2000   Bug de l’an 2000 (!) Afin de gagner de la place à l’époque où 32Ko représentaient une quantité de mémoire extraordinaire, beaucoup de dates sont codées en n’utilisant que les 2 derniers chiffres de l’année. L’ordinateur risque donc de ne pas pouvoir distinguer l’année 2000 de l’année 1900 ! Cependant, malgré la mobilisation de certains (avec à la clé des fortunes dépensées) et l’immobilisme total d’autres, on a surtout vu fleurir des bugs d’affichage et quelques calculs fantaisistes. C# par Microsoft C’est un langage inspiré par Java et développé par Microsoft
2001 Itanium Certes ce n’est pas le premier processeur 64 bits à sortir mais c’était certainement un des plus en vue. Conçu par Intel et Hewlett-Packard, il est à la croisé des architectures RISC (HP-PA) et CISC (utilisé par les processeurs Intel). Seulement il n’a jamais vraiment rencontré de succès.   e-cloud Apparition des hébergeurs Web capables d’héberger des applications dans leurs locaux informatiques. Se développe dès alors le cloud computing, ou l’informatique en nuage ou nuagique qui est l’exploitation de la puissance de calcul ou de stockage de serveurs informatiques distants par l’intermédiaire d’un réseau, généralement internet
2003 Opteron d’AMD Alors que l’Itanium ne peux exécuter les applications 32 bits que grace à un complexe système d’émulation, l’Opteron est le premier microprocesseur capable de supporter des programmes 32 bits et 64 bits à pleine vitesse. L’Opteron a également un controleur de mémore intégré alors que traditionnellement, celui-ci est séparé. Même si à l’époque Windows n’était pas disponible en version 64 bits, le succès de ce processeur est immédiat, en particulier pour des serveurs Linux.    

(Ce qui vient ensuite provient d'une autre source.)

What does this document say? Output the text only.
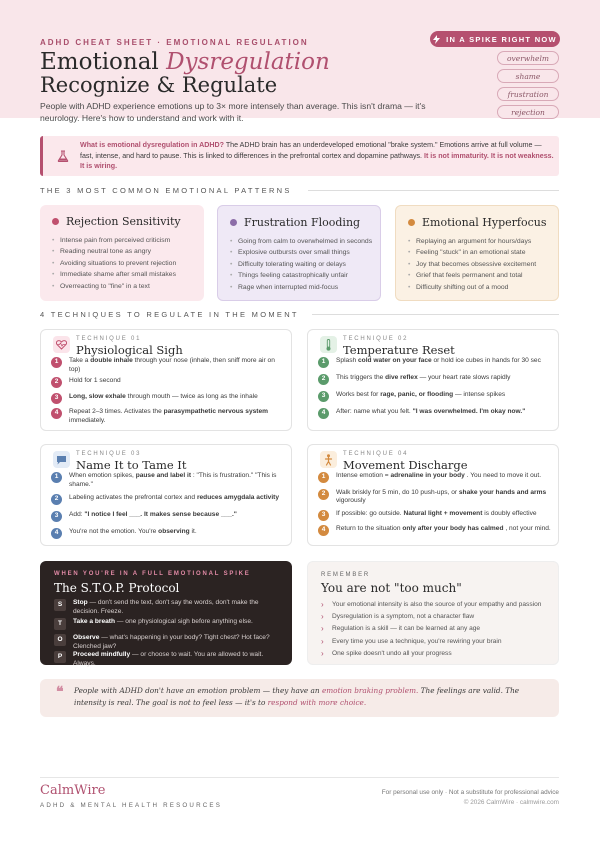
ADHD CHEAT SHEET · EMOTIONAL REGULATION
Emotional Dysregulation
Recognize & Regulate
People with ADHD experience emotions up to 3× more intensely than average. This isn't drama — it's neurology. Here's how to understand and work with it.
IN A SPIKE RIGHT NOW
overwhelm
shame
frustration
rejection
What is emotional dysregulation in ADHD? The ADHD brain has an underdeveloped emotional "brake system." Emotions arrive at full volume — fast, intense, and hard to pause. This is linked to differences in the prefrontal cortex and dopamine pathways. It is not immaturity. It is not weakness. It is wiring.
THE 3 MOST COMMON EMOTIONAL PATTERNS
Rejection Sensitivity
• Intense pain from perceived criticism
• Reading neutral tone as angry
• Avoiding situations to prevent rejection
• Immediate shame after small mistakes
• Overreacting to "fine" in a text
Frustration Flooding
• Going from calm to overwhelmed in seconds
• Explosive outbursts over small things
• Difficulty tolerating waiting or delays
• Things feeling catastrophically unfair
• Rage when interrupted mid-focus
Emotional Hyperfocus
• Replaying an argument for hours/days
• Feeling "stuck" in an emotional state
• Joy that becomes obsessive excitement
• Grief that feels permanent and total
• Difficulty shifting out of a mood
4 TECHNIQUES TO REGULATE IN THE MOMENT
TECHNIQUE 01
Physiological Sigh
1	Take a double inhale through your nose (inhale, then sniff more air on top)
2	Hold for 1 second
3	Long, slow exhale through mouth — twice as long as the inhale
4	Repeat 2–3 times. Activates the parasympathetic nervous system immediately.
TECHNIQUE 02
Temperature Reset
1	Splash cold water on your face or hold ice cubes in hands for 30 sec
2	This triggers the dive reflex — your heart rate slows rapidly
3	Works best for rage, panic, or flooding — intense spikes
4	After: name what you felt. "I was overwhelmed. I'm okay now."
TECHNIQUE 03
Name It to Tame It
1	When emotion spikes, pause and label it : "This is frustration." "This is shame."
2	Labeling activates the prefrontal cortex and reduces amygdala activity
3	Add: "I notice I feel ___. It makes sense because ___."
4	You're not the emotion. You're observing it.
TECHNIQUE 04
Movement Discharge
1	Intense emotion = adrenaline in your body . You need to move it out.
2	Walk briskly for 5 min, do 10 push-ups, or shake your hands and arms vigorously
3	If possible: go outside. Natural light + movement is doubly effective
4	Return to the situation only after your body has calmed , not your mind.
WHEN YOU'RE IN A FULL EMOTIONAL SPIKE
The S.T.O.P. Protocol
S	Stop — don't send the text, don't say the words, don't make the decision. Freeze.
T	Take a breath — one physiological sigh before anything else.
O	Observe — what's happening in your body? Tight chest? Hot face? Clenched jaw?
P	Proceed mindfully — or choose to wait. You are allowed to wait. Always.
REMEMBER
You are not "too much"
› Your emotional intensity is also the source of your empathy and passion
› Dysregulation is a symptom, not a character flaw
› Regulation is a skill — it can be learned at any age
› Every time you use a technique, you're rewiring your brain
› One spike doesn't undo all your progress
❝ People with ADHD don't have an emotion problem — they have an emotion braking problem. The feelings are valid. The intensity is real. The goal is not to feel less — it's to respond with more choice.
CalmWire
ADHD & MENTAL HEALTH RESOURCES
For personal use only · Not a substitute for professional advice
© 2026 CalmWire · calmwire.com
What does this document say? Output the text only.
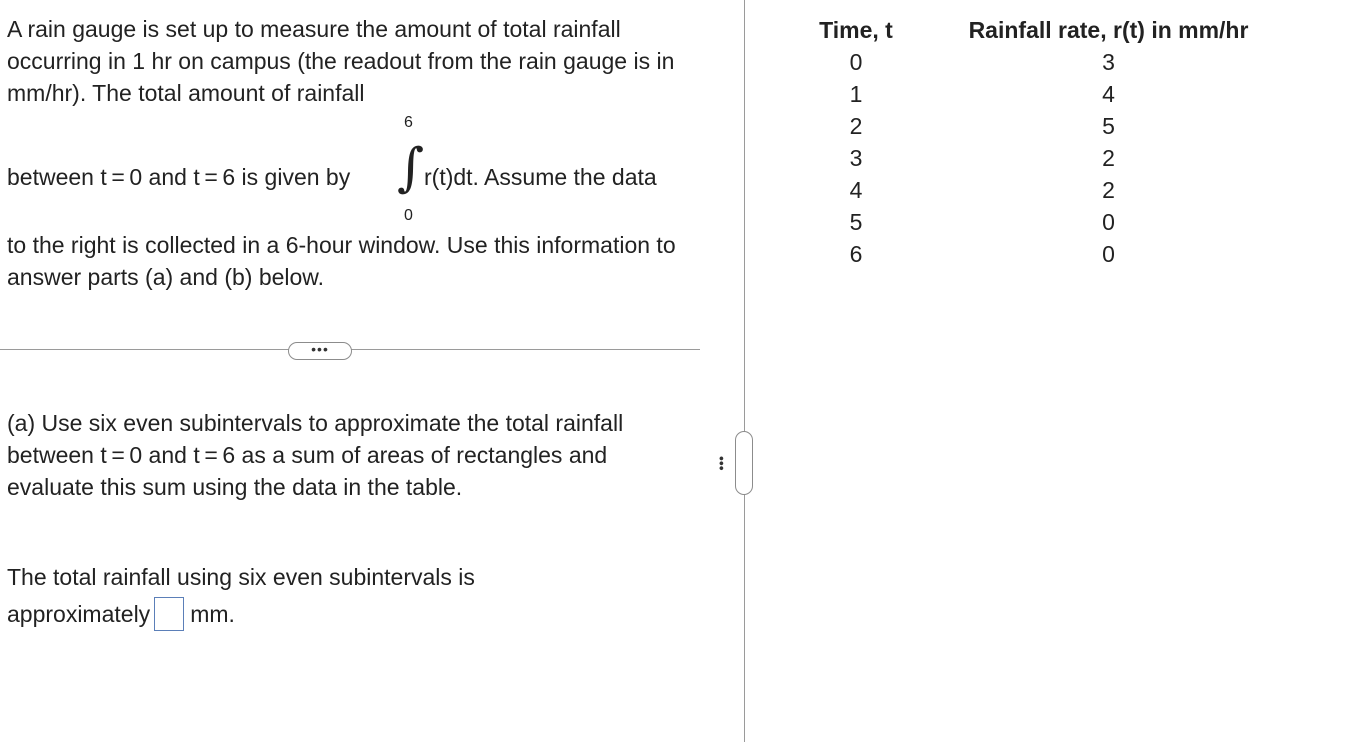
A rain gauge is set up to measure the amount of total rainfall occurring in 1 hr on campus (the readout from the rain gauge is in mm/hr). The total amount of rainfall

between t = 0 and t = 6 is given by

6
∫
0
r(t)dt. Assume the data

to the right is collected in a 6-hour window. Use this information to answer parts (a) and (b) below.

•••

(a) Use six even subintervals to approximate the total rainfall between t = 0 and t = 6 as a sum of areas of rectangles and evaluate this sum using the data in the table.

The total rainfall using six even subintervals is

approximately mm.
•••
Time, t
0
1
2
3
4
5
6
Rainfall rate, r(t) in mm/hr
3
4
5
2
2
0
0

2003 Microprocesseur multi-cœur Le terme multi-cœur désigne un processeur composé d’au moins deux unité de calcul (ou cœurs) gravés sur la même puce. Ces processeurs sont apparus parce qu’augmenter simplement la vitesse devenait peut rentable et rendait problématique les problèmes de dissipation de chaleur. L’idée est d’obtenir plus de puissance apparente grâce à la parallélisation des tâches mais cela n’est vrai que si les applications sont conçues pour tirer partie de ce genre de configuration.    
2004     Facebook
2005     Connection des PC inactifs, par IBM
2006 Mac a processeur Intel Après plus de 20 ans de lutte fratricide, Apple choisit de délaisser les microprocesseurs PowerPC et d’utiliser le même processeur Intel que n’importe quel « PC ». La transition, bien qu’une prouesse technologique, est quasiment invisible pour l’utilisateur final grace à l’invention des « Universal binaries » qui sont des programmes compilés pour les 2 architectures et « collés » dans un même exécutable.    
2006     Twitter
2007 iPhone Cinq ans après avoir lancé l’Ipod, produit qui lui donna un nouveau souffle, Apple se lance sur le marché du mobile et espère obtenir le même succès. L’entreprise lance ainsi l’Iphone aux Etats-Unis, à grand renfort de marketing. Symbole et concrétisation de la convergence des médias, l’Iphone cumule les fonctions : téléphonie mobile bien sûr, mais aussi Internet, musique et vidéo.    
2008 La barrière du Petaflop est franchie (IBM) En 2016, la Chine sort le plus performant des super-calculateurs. Tianhe-2 affiche 33,86 pétaflops (33,86 millions de milliards d’opérations en virgule flottante par seconde), le double de son rival américain Titan.